Clara Barton, herself not one to be idle, not one to be deterred by the drag anchor of the past, once said “I have an almost complete disregard of precedent and a faith in the possibility of something better.  It irritates me to be told how things always have been done.  I defy the tyranny of precedent!  I cannot afford the luxury of a closed mind.  I go for anything new that might improve the past.”

But how are we to know, as we labour on our own stone walls, as we do the work of our own time and place and circumstance, whether our stone wall will be like the stone walls of northern England, monuments of permanent beauty and utility, or the stone walls of New Hampshire, invisible and irrelevant because of forces beyond our ability to foresee?  How are we to know?  The answer is, of course, we are not to know.  Our task is not necessarily to build for the future; it is to be faithful in the present.  Because faithfulness itself does abide, whether or not its fruit does.  Future generations might or might not have use for what we do today.  But future generations will always have use of the example of us being true to our own time.

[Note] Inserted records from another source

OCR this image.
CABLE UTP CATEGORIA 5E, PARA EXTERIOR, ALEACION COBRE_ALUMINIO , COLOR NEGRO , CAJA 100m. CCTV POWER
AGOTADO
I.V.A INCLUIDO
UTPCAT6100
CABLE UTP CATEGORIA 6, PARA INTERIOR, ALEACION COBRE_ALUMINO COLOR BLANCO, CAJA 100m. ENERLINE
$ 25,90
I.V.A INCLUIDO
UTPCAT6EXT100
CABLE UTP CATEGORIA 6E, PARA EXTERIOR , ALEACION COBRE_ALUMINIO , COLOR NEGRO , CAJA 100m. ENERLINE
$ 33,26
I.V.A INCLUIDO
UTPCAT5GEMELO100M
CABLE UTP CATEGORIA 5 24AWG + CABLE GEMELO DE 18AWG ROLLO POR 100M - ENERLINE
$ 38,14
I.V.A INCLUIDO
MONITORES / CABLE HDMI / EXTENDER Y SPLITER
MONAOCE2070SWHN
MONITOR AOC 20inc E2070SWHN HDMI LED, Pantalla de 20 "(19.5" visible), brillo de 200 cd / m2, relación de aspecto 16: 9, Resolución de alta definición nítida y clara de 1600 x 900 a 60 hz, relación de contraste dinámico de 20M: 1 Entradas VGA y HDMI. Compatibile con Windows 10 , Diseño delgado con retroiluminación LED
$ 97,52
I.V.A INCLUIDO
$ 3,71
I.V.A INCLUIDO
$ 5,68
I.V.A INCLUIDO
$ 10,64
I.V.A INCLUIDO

Howard Thurman tells the story of watching an old man planting a grove of pecan trees.  The little treeless were not more than two or three feet high, and Thurman, then a brash young man, asked the old man, “Why do you not select larger trees so as to increase the possibility of your living to see them bear at least once crop of nuts.”

The old man looked at Thurman and replied “These small trees are cheaper and I have very little money.”

“So you do not expect to see the trees reach maturity to bear fruit?” insisted Thurman.

“No,” replied the old man, “but is that important?  Al my life I have eaten fruit from trees I did not plant.  Why should I not plant trees to bear fruit for those who may enjoy them long after I am gone?  Besides, the man who plants because he will reap in harvest has no faith in life.”

There is much of life which is the reaping of what we have not sown, and the planting of what we shall not reap.  But we plant and we reap in the context of our own time.

There is nothing more fleeting that the beauty of a single flower.  Alfred Lord Tennyson wrote:

Flower in a crannied wall, I pluck you out of the crannies, I hold you there, root and all, in my hand, little flower – but if I could understand what you are, root and all, and all in all, I should know what God and man is.”

The blossom os a single short season, a flower starts to die the moment we pluck it for our delight.  Yet, with it lie the secrets of life, the wonders and miracles of the universe.  Speaking of the roses beneath his window, Emerson wrote  “These roses make no reference to former roses or to better ones.  They are for what they are; they exist with God today.  There is no time to them.  There is simply the rose; it is perfect in every moment of its existence.”

Though each beautiful flower in the creation of impermanence, beauty is eternal.  Likewise, each of us in transient, inhabiting the permanence of this place.  We bring our gifts for others to share, we take what gifts others offer in return.  Fleeting, time bound creatures that we are, yet here we are, called up to be perfect in the full beauty of our fleeting existence.